Cela dit, l’idée de connexions ou de contacts, au moins entre les IIIe et Ier siècles avant notre ère, n’est pas farfelue. En effet, les Jaïns migrent vers l’ouest (p. 358) dans une période historique de forts contacts avec le monde hellénique, à la suite de l’arrivée des Macédoniens hellénisés et de Grecs dans l’ouest du sous-continent. C’est également une époque où des souverains indiens se convertissent au Jaïnisme ou au Bouddhisme (p. 358).

Le Jaïnisme dans un monde contemporain violent

L’ouvrage laisse une large place aux relations complexes et évolutives entre le Jaïnisme et les autres religiosités d’Asie du Sud. Sur ce point, on apprécie le travail de l’historienne qui présente avec précautions et nuances la longue période de domination politique musulmane et les relations Jaïns-Musulmans sur ces cinq siècles (pp. 365-368). Une histoire complexe, faites de tensions parfois mais aussi de formes de coopérations et d’échanges souvent. On est bien loin de la pseudo-histoire réécrite par le pouvoir politique ultra-nationaliste, pro-hindouisme et ouvertement antimusulman au pouvoir aujourd’hui à New Delhi (p. 373). Les influences culturelles réciproques mais aussi l’acceptation de Jaïns dans l’administration montrent une ouverture certaine de l’Islam indien de cette époque, allant parfois jusqu’au mécénat culturel ou religieux. Des moines jaïns approcheront au plus près certains souverains musulmans, faisant partie de leur entourage ou de leur cour. Si les Jaïns ont des attitudes diverses vis-à-vis du pouvoir politique actuel, ils semblent plutôt se tenir à distance du combat politique et cherchent surtout à préserver leur communauté. Ils ont pour eux l’avantage de la puissance économique ou financière de certains de leurs laïcs. En tout état de cause, les communautés jaïns donnent l’exemple – rare – d’une religiosité exempte des atrocités que la plupart des autres ont commises à un moment ou un autre de leur histoire. En cela et en 2500 ans, les Jaïns se sont honorés de leur cohérence éthique au service de la non-violence.

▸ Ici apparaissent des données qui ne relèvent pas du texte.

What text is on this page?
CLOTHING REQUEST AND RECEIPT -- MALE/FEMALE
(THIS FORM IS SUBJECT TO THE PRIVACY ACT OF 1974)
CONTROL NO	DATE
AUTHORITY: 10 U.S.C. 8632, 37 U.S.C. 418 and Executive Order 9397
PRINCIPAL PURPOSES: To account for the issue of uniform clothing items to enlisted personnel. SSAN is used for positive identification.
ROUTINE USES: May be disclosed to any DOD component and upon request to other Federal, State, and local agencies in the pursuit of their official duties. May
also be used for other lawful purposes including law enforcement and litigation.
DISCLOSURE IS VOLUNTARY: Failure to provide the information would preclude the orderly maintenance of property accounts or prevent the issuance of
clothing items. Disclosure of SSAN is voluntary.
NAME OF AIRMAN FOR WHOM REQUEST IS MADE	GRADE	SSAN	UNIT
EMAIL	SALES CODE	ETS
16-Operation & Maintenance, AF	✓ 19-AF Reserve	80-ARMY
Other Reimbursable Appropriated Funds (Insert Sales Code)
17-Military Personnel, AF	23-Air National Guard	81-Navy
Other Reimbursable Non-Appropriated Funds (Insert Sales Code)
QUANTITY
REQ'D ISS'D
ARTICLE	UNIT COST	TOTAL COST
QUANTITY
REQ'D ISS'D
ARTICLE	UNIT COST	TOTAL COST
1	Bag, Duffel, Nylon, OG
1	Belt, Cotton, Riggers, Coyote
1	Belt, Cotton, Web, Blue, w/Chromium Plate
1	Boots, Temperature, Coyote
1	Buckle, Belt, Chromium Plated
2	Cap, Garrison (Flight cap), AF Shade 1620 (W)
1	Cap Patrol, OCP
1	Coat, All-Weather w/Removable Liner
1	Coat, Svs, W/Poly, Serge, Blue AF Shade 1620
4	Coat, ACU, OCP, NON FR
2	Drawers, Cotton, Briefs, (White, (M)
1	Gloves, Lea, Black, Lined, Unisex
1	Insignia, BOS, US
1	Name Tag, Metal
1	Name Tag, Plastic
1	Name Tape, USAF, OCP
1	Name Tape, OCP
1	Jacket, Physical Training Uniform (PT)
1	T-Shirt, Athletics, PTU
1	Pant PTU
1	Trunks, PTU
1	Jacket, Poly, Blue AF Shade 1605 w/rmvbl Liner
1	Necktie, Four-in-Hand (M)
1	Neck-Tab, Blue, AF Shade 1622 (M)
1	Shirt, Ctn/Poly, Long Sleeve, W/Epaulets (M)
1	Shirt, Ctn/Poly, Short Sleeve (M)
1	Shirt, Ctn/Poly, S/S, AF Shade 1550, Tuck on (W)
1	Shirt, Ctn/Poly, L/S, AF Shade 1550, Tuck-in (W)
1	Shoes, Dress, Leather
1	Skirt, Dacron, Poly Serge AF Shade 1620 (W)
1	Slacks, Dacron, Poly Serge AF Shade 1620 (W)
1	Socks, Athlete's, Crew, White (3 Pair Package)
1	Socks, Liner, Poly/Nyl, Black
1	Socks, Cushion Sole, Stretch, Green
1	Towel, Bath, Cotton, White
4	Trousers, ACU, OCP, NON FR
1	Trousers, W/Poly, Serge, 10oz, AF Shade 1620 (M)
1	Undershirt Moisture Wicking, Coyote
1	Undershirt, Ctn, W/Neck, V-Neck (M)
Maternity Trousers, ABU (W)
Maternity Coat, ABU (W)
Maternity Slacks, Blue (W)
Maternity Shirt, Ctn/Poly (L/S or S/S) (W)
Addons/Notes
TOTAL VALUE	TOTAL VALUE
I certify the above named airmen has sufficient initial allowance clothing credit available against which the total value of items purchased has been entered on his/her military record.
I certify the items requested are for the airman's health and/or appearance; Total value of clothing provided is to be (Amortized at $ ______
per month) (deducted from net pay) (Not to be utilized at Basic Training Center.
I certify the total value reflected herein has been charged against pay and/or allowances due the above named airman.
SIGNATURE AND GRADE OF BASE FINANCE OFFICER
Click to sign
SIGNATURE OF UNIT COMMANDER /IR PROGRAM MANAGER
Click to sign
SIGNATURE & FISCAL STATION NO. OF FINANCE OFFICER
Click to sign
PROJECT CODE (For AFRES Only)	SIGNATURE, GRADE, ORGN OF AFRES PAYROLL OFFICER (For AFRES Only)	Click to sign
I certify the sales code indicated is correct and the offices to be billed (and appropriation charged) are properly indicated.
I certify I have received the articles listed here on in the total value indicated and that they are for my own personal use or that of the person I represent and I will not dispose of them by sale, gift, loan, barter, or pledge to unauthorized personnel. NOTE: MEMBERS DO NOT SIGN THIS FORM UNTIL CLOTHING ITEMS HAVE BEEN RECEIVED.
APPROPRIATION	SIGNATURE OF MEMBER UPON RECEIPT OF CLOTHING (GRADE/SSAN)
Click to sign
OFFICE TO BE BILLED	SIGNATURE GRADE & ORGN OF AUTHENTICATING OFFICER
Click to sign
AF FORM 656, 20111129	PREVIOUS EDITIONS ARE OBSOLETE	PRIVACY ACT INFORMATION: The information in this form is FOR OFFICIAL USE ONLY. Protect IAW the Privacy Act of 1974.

À l’ère du retour de la guerre, des menaces qui pèsent sur la biosphère comme sur le climat de la Terre et des discours polarisant en tous genres, puisse leur exemple être une source d’apaisement. Ils ont démontré, comme communauté spirituelle, que l’on peut être minoritaire et strictement non-violent tout en survivant aux vicissitudes de vingt-cinq siècles d’histoire.